Veniamo all’altro dipinto laterale, la Cena di Emmaus ispirata alla lettura dei versi del Vangelo di Luca “Quando fu a tavola con loro, prese il pane, disse la benedizione, lo spezzò e lo diede loro. Ed ecco si aprirono loro gli occhi e lo riconobbero. Ma lui sparì alla loro vista.”
In questa tela Gesù spezza il pane come nell’ultima cena ma, questa volta scompare nell’arco di un paesaggio – Gerusalemme – o una qualsiasi città del mondo. Perché Gesù nasce, muore e da Risorto torna a noi, Discepoli di Emmaus di oggi, che lo riconosciamo solo attraverso quel gesto dello spezzare il pane, L’Eucaristia che celebriamo.
Anche qui una scena scarna, con pochi elementi quasi in contrapposizione le mani dei discepoli nell’atto di afferrare quasi Gesù che hanno riconosciuto nel gesto del pane spezzato
Ogni parte del dipinto è costruito secondo proporzioni matematiche, per creare quell’ordine che, senza interferenze, tutto riporta agli occhi di Gesù, al suo sguardo che ci segue ovunque. Nessun disordine può corrispondere alla sua icona e al logos – perché logos è il Suo nome, e cioè proporzione e rapporto, perfezione del dire, comunicazione inequivocabile.
Soprattutto, il Logos detesta ogni ornamento, ogni divagare e ogni distrazione. Sulla tavola pochi elementi. Solo la prospettiva che si apre a noi e quasi ci invita a sedere a quella mensa.
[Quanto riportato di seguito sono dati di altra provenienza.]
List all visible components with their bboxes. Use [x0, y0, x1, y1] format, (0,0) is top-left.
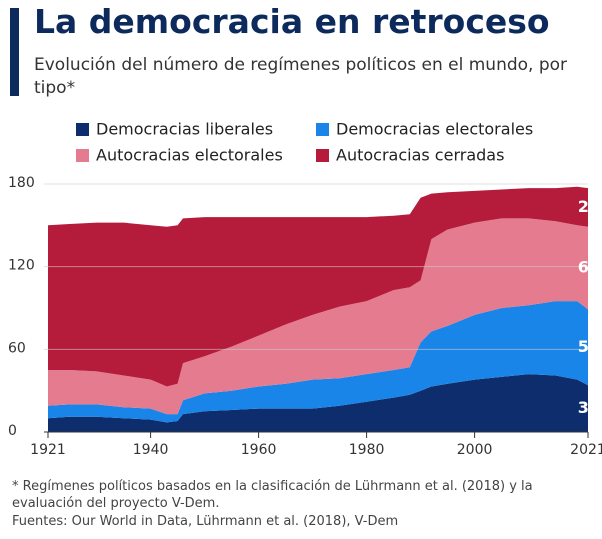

Il pane – il vino – La lampada accesa che simboleggia la fede.
Non solo a Carmiano, alcune tue opere figurano anche in altri luoghi prestigiosi a Parigi Roma, a Rheine (Germania).
Ho un bel ricordo di ciò che mi lega a Parigi ma la mia grande gioia è quando le mie opere entrano a far parte dei luoghi di culto.
Come la tela del Padre francescano Giuseppe Spoletini (1870-1951) Servo di Dio le cui spoglie riposano nella Chiesa di San Francesco a Ripa sotto il pavimento della Cappella dell’Annunciata nel punto in cui è stato collocato il mio dipinto, a pochi metri dalla Beata Ludovica Albertoni del Bernini.
A Rheine nella Cappella di Gertrudenstift ci sono tre opere, Una goccia di splendore ossia l’incontro tra la Veronica e Gesù, Le ultime parole di Cristo, la Morte non esiste più.